O an biraz ürpersem de fazla inançlı biri olmadığım için tükürüp gönderir herhalde diye düşündüm. Boğazımı da kesmezlerdi canım. O kadar vahşi görünmüyorlardı. Her şeye rağmen o gün orada bulunmam büyük bir hataydı. Maalesef bunu anlamam çok uzun sürdü. Birden yanımdaki kadın elimi tuttu ve şöyle dedi:
-Lütfen yanımızda kalın. Size kötü bir şey yapmayacağız.

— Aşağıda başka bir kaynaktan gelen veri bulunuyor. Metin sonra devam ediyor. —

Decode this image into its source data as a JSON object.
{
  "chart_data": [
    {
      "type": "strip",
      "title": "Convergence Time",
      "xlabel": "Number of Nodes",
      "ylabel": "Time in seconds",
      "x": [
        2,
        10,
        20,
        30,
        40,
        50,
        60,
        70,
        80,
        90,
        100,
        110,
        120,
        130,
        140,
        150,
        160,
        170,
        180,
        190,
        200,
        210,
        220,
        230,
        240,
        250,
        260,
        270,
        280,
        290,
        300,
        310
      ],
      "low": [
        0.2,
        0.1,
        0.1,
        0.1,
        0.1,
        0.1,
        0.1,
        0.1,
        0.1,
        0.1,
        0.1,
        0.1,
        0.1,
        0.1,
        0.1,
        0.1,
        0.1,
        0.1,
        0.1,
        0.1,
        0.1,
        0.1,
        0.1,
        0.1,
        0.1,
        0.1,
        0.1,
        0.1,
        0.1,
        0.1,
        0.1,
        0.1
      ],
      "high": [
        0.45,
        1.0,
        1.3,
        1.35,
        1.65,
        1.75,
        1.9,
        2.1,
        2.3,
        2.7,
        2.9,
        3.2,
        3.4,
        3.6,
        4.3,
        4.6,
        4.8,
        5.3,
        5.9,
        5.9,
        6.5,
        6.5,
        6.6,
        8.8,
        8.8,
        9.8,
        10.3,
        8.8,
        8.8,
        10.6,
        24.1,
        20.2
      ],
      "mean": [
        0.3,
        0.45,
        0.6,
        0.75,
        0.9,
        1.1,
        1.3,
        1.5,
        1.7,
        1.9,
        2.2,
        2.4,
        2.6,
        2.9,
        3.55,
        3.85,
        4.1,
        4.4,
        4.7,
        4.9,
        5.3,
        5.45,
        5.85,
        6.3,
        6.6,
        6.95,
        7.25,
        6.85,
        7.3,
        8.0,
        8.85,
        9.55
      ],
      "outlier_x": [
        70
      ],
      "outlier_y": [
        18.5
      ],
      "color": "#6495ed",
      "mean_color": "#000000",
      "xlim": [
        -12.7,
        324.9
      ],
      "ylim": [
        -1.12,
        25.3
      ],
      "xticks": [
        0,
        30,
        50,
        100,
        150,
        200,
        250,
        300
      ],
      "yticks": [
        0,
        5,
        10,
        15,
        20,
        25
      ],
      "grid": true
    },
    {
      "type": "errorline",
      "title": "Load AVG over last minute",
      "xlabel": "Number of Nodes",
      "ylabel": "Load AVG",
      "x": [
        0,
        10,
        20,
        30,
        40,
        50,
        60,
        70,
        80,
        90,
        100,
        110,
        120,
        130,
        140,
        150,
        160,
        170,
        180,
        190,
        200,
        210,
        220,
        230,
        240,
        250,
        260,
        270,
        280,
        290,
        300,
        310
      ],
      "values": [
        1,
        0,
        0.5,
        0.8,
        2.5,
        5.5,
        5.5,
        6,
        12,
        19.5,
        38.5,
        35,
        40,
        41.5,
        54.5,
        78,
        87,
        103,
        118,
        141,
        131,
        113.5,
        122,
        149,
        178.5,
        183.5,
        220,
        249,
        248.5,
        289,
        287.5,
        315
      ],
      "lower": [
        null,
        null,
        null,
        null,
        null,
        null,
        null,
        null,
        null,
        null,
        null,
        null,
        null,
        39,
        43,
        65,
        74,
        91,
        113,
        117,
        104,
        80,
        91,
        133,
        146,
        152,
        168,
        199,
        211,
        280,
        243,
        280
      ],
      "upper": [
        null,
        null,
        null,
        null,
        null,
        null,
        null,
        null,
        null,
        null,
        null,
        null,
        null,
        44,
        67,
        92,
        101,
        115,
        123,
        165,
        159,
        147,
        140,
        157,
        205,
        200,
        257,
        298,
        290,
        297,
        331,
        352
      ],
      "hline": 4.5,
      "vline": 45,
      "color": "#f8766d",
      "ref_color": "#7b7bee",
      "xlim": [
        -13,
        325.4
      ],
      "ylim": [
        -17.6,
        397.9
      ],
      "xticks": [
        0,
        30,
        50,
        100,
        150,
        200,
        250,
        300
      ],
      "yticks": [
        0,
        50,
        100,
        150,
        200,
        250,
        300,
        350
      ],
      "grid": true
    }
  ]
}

Canım zaten ne olabilir ki diye düşünürken Molla Dede divanın altından bir terazi çıkardı. Hepimizden terazinin bir kefesinin içine tükürmemizi istedi. Molla Dede’nin çalışma tarzının bu olduğunu düşünerek garip eyleme ben de katıldım. Çünkü genelde Dede’ler tükürürdü. Burada işler biraz daha farklıydı. Molla Dede tükürüklerimizin karşısına bir kilo koydu ve kiloyu açarak içinden bir kâğıt çıkardı. Gülümseyerek üçümüzü de süzdü ve konuşmaya başladı:
-Size Üç Bağ hikayesini anlatacağım evladım. Her birinize birer bağ düşecek.
Molla Dede bunu dedikten sonra teraziyi başının üstündeki ipe astı ve terazi ileri geri sallanmaya başladı.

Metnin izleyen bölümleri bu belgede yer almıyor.